Special functions associated to a certain fourth order differential equation

TL;DR

This paper develops a theory of special functions linked to a specific fourth order differential operator, revealing their properties and connections to minimal representations of orthogonal groups.

Contribution

It introduces a new class of special functions associated with a fourth order operator, including explicit formulas, orthogonality, and their role in representation theory.

Findings

Derived generating functions for eigenfunctions.

Established orthogonality and completeness properties.

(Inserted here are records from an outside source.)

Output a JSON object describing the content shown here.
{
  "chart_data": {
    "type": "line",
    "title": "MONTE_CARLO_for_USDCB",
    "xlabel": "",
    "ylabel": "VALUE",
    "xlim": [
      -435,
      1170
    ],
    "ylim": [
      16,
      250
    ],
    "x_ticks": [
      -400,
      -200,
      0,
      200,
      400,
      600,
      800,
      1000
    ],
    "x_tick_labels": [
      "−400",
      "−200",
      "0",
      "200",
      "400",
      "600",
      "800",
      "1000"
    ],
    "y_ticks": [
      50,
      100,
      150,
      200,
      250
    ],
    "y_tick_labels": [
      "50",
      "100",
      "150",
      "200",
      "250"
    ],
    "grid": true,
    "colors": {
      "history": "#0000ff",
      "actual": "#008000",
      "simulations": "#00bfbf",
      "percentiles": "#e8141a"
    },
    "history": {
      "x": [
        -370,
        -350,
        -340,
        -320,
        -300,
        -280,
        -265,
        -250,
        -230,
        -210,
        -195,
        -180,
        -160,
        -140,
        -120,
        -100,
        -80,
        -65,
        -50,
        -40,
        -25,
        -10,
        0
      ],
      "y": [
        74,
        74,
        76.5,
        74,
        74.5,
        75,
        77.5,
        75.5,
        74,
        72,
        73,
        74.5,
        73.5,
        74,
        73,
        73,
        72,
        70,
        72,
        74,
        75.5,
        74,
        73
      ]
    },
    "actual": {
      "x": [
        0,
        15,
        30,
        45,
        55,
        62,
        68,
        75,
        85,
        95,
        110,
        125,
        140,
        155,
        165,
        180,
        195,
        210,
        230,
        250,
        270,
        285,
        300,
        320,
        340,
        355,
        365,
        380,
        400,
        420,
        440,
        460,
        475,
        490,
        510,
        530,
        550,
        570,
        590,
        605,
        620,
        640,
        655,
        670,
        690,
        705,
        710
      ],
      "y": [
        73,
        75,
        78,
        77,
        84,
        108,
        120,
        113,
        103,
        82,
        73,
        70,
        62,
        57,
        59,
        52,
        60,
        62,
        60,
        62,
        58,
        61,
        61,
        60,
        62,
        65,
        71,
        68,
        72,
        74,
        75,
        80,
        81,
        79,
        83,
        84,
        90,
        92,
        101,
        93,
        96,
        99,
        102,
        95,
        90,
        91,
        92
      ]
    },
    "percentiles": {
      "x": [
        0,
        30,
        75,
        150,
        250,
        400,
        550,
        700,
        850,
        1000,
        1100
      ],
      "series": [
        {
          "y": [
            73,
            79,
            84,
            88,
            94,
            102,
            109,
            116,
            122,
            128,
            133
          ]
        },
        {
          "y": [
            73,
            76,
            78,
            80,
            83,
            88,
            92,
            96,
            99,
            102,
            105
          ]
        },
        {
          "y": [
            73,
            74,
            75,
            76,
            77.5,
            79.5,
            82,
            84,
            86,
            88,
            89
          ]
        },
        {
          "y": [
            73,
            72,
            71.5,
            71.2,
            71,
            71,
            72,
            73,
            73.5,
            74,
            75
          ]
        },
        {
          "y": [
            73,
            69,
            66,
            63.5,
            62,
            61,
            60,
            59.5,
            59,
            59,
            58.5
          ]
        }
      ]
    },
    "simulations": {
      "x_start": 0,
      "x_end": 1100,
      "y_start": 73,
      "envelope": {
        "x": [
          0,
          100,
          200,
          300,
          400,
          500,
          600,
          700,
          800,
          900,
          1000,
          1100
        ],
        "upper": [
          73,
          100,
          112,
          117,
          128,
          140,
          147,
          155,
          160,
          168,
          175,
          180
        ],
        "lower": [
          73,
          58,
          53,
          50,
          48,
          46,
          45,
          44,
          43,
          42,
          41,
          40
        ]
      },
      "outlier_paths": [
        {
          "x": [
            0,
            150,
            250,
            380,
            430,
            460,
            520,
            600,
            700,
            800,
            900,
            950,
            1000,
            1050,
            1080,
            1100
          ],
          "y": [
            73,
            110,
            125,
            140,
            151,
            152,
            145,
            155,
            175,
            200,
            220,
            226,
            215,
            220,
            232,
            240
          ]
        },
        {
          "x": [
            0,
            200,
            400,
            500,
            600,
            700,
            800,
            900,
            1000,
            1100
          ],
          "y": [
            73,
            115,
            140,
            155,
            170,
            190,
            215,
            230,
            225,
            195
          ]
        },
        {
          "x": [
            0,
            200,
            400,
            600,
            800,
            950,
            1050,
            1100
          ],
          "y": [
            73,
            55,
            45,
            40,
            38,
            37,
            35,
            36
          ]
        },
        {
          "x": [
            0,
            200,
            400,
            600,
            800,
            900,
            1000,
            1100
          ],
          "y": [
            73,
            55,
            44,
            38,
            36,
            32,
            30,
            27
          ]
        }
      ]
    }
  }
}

Connected functions to minimal representations of O(p,q).

Abstract

We develop a theory of "special functions" associated to a certain fourth order differential operator $\mathcal{D}_{\mu,\nu}$ on $\mathbb{R}$ depending on two parameters $\mu,\nu$. For integers $\mu,\nu\geq-1$ with $\mu+\nu\in2\mathbb{N}_0$ this operator extends to a self-adjoint operator on $L^2(\mathbb{R}_+,x^{\mu+\nu+1}dx)$ with discrete spectrum. We find a closed formula for the generating functions of the eigenfunctions, from which we derive basic properties of the eigenfunctions such as orthogonality, completeness, $L^2$-norms, integral representations and various recurrence relations. This fourth order differential operator $\mathcal{D}_{\mu,\nu}$ arises as the radial part of the Casimir action in the Schr\"odinger model of the minimal representation of the group $O(p,q)$, and our "special functions" give $K$-finite vectors.